6 odpowiedzi na „Pytanie czytelnika: importer z Tajlandii onieśmiela nas, ponieważ jesteśmy konkurencją, kto ma wskazówki?”

  1. bert mówi

    Pytanie 1) Nie jest dozwolone, jeżeli importer i eksporter mają wiążącą umowę, którą eksporter Ci dostarcza, a Ty już zaznaczasz, że jest to przez Ciebie importowane za pośrednictwem innego eksportera.

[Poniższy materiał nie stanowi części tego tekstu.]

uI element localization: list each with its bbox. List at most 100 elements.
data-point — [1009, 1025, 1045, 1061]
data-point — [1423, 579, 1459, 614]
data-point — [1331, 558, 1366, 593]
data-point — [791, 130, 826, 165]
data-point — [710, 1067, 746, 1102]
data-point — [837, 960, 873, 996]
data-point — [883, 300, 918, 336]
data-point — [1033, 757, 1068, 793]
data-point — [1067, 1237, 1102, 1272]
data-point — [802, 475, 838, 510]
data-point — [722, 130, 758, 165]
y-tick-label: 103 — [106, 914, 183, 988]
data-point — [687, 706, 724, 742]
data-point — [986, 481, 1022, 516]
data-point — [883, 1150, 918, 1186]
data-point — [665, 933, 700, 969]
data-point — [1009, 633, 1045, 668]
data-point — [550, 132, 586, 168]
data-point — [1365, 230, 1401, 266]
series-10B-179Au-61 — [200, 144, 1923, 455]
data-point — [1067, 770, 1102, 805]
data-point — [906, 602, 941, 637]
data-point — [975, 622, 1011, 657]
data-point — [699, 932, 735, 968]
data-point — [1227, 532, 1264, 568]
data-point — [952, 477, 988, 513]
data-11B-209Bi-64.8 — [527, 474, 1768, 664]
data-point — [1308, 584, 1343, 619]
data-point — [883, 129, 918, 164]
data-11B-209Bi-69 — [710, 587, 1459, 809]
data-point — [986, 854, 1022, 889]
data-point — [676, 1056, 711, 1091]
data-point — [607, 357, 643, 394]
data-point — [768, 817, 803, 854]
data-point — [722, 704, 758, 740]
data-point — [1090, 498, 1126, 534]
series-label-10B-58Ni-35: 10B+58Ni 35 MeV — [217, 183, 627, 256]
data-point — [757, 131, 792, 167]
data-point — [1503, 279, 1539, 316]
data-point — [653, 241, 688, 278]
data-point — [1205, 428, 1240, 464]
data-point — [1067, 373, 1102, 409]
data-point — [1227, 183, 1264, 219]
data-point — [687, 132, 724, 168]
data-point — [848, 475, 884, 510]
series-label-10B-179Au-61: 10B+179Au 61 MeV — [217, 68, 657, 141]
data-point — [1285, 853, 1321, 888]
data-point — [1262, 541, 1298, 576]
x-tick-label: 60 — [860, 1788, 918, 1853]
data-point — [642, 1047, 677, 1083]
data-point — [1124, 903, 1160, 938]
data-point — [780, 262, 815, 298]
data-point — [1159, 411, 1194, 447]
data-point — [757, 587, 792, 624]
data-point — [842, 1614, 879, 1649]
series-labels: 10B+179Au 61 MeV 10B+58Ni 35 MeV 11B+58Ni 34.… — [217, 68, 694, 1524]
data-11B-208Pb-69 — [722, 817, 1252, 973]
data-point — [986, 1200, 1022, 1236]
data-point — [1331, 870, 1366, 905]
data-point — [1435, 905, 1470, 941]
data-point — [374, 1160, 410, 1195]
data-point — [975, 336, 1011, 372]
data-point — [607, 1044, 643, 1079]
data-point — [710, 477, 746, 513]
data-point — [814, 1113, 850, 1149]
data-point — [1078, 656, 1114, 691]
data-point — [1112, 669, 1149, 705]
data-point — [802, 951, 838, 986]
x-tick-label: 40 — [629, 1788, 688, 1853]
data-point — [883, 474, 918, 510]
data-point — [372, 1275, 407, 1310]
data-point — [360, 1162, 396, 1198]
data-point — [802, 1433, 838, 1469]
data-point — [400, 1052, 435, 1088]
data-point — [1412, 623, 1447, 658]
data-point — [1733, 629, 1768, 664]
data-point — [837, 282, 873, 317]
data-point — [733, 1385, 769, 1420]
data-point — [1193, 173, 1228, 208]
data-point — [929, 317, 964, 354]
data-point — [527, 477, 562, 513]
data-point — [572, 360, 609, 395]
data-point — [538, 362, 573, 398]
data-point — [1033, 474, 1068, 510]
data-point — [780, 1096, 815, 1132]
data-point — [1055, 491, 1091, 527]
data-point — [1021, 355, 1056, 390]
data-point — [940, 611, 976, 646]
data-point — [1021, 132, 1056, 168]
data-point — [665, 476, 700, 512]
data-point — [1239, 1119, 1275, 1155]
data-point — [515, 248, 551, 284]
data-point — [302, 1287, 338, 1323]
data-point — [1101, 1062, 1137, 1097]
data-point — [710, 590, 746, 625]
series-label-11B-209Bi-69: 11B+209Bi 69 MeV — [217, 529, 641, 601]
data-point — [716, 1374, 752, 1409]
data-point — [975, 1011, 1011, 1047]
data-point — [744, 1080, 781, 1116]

Jest to problem, z którym obaj eksporterzy w USA muszą walczyć.

    pytanie 2)
    Złóż teraz oświadczenie od prawnika, który przyszedł zrobić zdjęcia nieproszone! Dobra rada kup jak najszybciej naklejkę z zakazem robienia zdjęć i naklej ją na drzwi i zaznacz przy zgłoszeniu, że już była na drzwiach. (więc nie składaj deklaracji dla tej naklejki)

    pytanie 3)
    Jeśli już zamierzasz złożyć doniesienie, a prawnik, o którym mowa, pojawia się ponownie bez zaproszenia, masz bardzo silną pozycję do wniesienia pozwu.

    jakieś wskazówki)
    Zawieś różne kamery w budynku i wyraźnie pokaż to na zewnątrz.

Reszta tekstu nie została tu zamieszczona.